I think that's one of the things that particularly hits the right spot for me with the show: the fact that for all of the grand political scope, these events are the direct results of characters' choices playing out over time.

It's a shame, really, that this show is so uneven, because the good parts are so very good, and it's easy enough to imagine how brilliant the same story in the hands of a more well-rounded writing staff and more capable actors might have been.

Yeah, subtlety is definitely not one of JMS's strong suits, and he never passes up the opportunity to use a cliche. (Watching with cofax7 is particularly hilarious because she calls out half the dialogue before the characters say it; she has an excellent nose for predictable cliche.) I've been mulling over why the non-human characters seem to work better than the human ones do, and part of that is definitely the acting, but I also think the characters work best when their place in the arc is unified with their personality traits.

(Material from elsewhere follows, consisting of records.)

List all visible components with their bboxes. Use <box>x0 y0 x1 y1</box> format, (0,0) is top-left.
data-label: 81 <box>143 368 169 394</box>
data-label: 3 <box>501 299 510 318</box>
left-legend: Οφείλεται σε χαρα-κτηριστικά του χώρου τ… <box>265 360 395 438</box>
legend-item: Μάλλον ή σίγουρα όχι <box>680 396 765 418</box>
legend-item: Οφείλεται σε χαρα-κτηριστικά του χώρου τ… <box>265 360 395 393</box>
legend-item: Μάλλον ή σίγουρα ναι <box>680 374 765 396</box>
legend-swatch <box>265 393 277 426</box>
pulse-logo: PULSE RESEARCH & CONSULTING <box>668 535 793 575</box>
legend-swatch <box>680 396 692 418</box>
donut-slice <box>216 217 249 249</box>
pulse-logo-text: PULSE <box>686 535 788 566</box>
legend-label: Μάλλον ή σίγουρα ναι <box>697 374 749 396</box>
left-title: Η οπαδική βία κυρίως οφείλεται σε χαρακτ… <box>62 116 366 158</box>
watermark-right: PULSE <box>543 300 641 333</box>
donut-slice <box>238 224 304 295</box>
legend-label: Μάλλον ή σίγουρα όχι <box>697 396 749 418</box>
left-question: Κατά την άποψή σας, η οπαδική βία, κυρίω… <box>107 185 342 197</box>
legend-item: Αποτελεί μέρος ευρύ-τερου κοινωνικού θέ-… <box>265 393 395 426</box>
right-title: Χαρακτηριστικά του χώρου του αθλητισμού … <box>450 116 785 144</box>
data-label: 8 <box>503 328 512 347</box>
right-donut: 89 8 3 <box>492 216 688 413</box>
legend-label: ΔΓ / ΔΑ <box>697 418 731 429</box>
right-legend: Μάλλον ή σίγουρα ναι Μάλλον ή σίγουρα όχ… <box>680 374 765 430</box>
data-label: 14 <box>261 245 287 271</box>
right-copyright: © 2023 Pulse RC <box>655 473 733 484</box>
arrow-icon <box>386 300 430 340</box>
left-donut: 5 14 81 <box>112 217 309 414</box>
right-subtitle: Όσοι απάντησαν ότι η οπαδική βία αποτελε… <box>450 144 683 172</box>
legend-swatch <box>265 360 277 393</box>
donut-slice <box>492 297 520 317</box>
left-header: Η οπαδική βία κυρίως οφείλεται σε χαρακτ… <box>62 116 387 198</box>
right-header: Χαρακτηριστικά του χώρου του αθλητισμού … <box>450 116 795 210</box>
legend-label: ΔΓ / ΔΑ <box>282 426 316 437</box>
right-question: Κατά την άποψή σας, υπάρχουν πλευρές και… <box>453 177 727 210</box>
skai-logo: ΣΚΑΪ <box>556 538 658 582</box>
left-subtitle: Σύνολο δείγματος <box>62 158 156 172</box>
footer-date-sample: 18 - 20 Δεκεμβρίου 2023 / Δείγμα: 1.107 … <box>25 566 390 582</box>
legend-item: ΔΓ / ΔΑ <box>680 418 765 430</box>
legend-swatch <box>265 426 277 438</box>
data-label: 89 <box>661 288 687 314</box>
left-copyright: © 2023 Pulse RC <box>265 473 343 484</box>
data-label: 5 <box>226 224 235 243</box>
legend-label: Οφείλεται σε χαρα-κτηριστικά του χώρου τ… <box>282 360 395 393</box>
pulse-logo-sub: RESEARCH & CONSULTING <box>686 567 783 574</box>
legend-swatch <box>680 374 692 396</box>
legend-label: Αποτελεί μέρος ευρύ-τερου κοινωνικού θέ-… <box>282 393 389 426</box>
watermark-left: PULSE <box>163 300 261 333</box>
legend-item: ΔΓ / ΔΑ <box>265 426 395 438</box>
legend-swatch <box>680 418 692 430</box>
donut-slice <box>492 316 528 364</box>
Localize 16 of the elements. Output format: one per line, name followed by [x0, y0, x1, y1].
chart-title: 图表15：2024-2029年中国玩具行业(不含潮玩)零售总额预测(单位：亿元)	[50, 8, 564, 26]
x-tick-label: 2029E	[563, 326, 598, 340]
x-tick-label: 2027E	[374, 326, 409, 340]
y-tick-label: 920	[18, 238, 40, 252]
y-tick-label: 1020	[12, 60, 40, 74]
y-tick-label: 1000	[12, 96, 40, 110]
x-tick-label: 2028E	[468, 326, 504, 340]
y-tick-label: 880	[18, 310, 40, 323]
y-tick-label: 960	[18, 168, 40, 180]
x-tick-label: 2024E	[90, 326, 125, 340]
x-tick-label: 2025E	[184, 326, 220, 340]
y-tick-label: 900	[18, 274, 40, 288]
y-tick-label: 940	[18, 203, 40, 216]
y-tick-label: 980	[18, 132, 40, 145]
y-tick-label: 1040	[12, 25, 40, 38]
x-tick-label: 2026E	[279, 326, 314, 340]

So Londo the conflicted Rasputin, G'Kar the noble rebel, and Delenn the peacemaker come across as relatively well-realized, while Sheridan is patchy (he doesn't quite click in either military leader or Leader of Light roles) and Stephen, who has to be Generic Technological Problem-Solving Guy but doesn't really have a place in that arc, doesn't work at all. Garibaldi and Ivanova don't have a huge place in the arc either, but they have extremely well-defined roles on the station to ground them; for all of Michael O'Hare's awful non-acting, Sinclair also had a very sharply defined part in the arc.

I'm looking forward to season 3 too! Especially because I'm hoping that the DVD menus don't feature the characters morphing into one another. That's deeply creepy.